EPSRC Reference: GR/J19221/01
Title: DRAFTING ASSISTANT FOR TECHNICAL WRITERS (DRAFTER) IED4/1/5827
Principal Investigator: Scott, Professor D
Other Investigators:
Researcher Co-Investigators:
Project Partners:
Department: Information Technology Research Inst
Organisation: University of Brighton
Scheme: Standard Research (Pre-FEC)
Starts: 01 November 1993 Ends: 31 January 1997 Value (£): 295,663
EPSRC Research Topic Classifications:
Human Communication in ICT
EPSRC Industrial Sector Classifications:
Creative Industries
Related Grants:
Panel History:  
Summary on Grant Application Form
This project aims to develop a computational tool to support the task of writing multilingual documentation from a common, non-linguistic, model of a task. The test bed application domain is instructions for software use in English and French. The work packages of the project include the development of:(a) an environment for knowledge capture and selection;(b) computational grammars of English and French to support the generation of instructions in the chosen domain;(c) a text-planner for producing pragmatically congruent text structures in the two languages. Progress:The architecture of the system is in place and the representation scheme for the domain model and message-modelling framework are complete. The tactical generator for English (a refinement of the Penman grammar) is also complete; good progress has been made on the French tactical generator (a systemic grammar of French constructed in the KPML environment). Work on the grammars and on the text planner is driven by an in-depth corpus analysis of non-translated texts in the application domain. A first prototype of DRAFTER was completed in October 1994, demonstrating a full scenario of the system, from knowledge capture to pragmatically congruent instructions in French and English.

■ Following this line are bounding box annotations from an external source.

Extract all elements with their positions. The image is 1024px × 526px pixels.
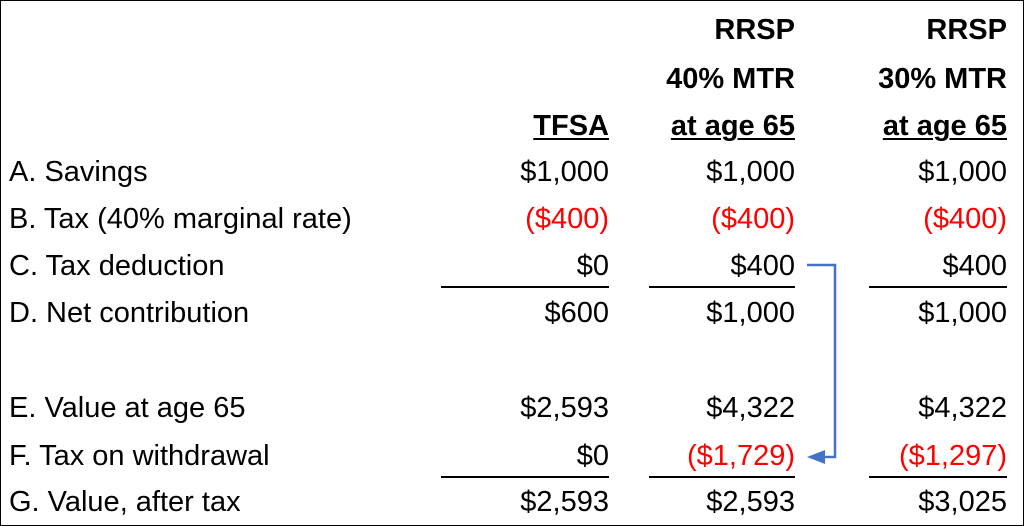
header-rrsp30-line2: 30% MTR (878, 63, 1007, 95)
cell-tfsa-net-contribution: $600 (544, 297, 609, 329)
cell-tfsa-tax-on-withdrawal: $0 (576, 440, 609, 472)
total-rule-tfsa (441, 476, 609, 478)
header-rrsp40-line3: at age 65 (670, 110, 795, 142)
header-rrsp40-line1: RRSP (714, 14, 795, 46)
subtotal-rule-rrsp40 (649, 286, 795, 288)
cell-rrsp40-tax-on-withdrawal: ($1,729) (686, 440, 795, 472)
header-rrsp40-line2: 40% MTR (666, 63, 795, 95)
total-rule-rrsp40 (649, 476, 795, 478)
cell-rrsp30-tax: ($400) (923, 203, 1007, 235)
cell-rrsp40-net-contribution: $1,000 (706, 297, 795, 329)
cell-rrsp30-value-after-tax: $3,025 (918, 486, 1007, 518)
subtotal-rule-rrsp30 (869, 286, 1007, 288)
arrow-connector-line (807, 263, 837, 459)
cell-tfsa-tax: ($400) (525, 203, 609, 235)
cell-rrsp30-savings: $1,000 (918, 156, 1007, 188)
header-rrsp30-line1: RRSP (926, 14, 1007, 46)
subtotal-rule-tfsa (441, 286, 609, 288)
cell-rrsp40-savings: $1,000 (706, 156, 795, 188)
row-label-tax-deduction: C. Tax deduction (9, 250, 225, 282)
row-label-net-contribution: D. Net contribution (9, 297, 250, 329)
total-rule-rrsp30 (869, 476, 1007, 478)
cell-tfsa-value-at-65: $2,593 (520, 392, 609, 424)
row-label-value-after-tax: G. Value, after tax (9, 486, 241, 518)
row-label-tax-on-withdrawal: F. Tax on withdrawal (9, 440, 270, 472)
cell-rrsp40-tax: ($400) (711, 203, 795, 235)
cell-rrsp40-value-at-65: $4,322 (706, 392, 795, 424)
cell-tfsa-tax-deduction: $0 (576, 250, 609, 282)
cell-rrsp30-tax-deduction: $400 (942, 250, 1007, 282)
row-label-value-at-65: E. Value at age 65 (9, 392, 246, 424)
cell-tfsa-savings: $1,000 (520, 156, 609, 188)
cell-rrsp30-net-contribution: $1,000 (918, 297, 1007, 329)
cell-rrsp40-value-after-tax: $2,593 (706, 486, 795, 518)
row-label-savings: A. Savings (9, 156, 148, 188)
header-rrsp30-line3: at age 65 (882, 110, 1007, 142)
arrow-head-icon (807, 450, 825, 464)
cell-rrsp30-value-at-65: $4,322 (918, 392, 1007, 424)
cell-rrsp30-tax-on-withdrawal: ($1,297) (898, 440, 1007, 472)
row-label-tax: B. Tax (40% marginal rate) (9, 203, 352, 235)
cell-rrsp40-tax-deduction: $400 (730, 250, 795, 282)
cell-tfsa-value-after-tax: $2,593 (520, 486, 609, 518)
header-tfsa: TFSA (533, 110, 609, 142)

A second prototype will be complete at the end of May, for demonstration at the IJCAI95 workshop on multilingual generation. The work of the project has been presented at several international workshops and conferences on Natural Language Processing, Human Computer Interaction and Computers and Writing. (Copies of the deliverable reports and of current publications are available from the project manager.) The work of the project is being conducted by Dr.s Cecile Paris, Richard Power and Keith Vander Linden. The project also receives significant input from the other activities in multilingual generation at the ITRI being undertaken by Professor Donia Scott, Dr.s Roger Evans and Lyn Pemberton, Tony Hartley and Markus Fischer.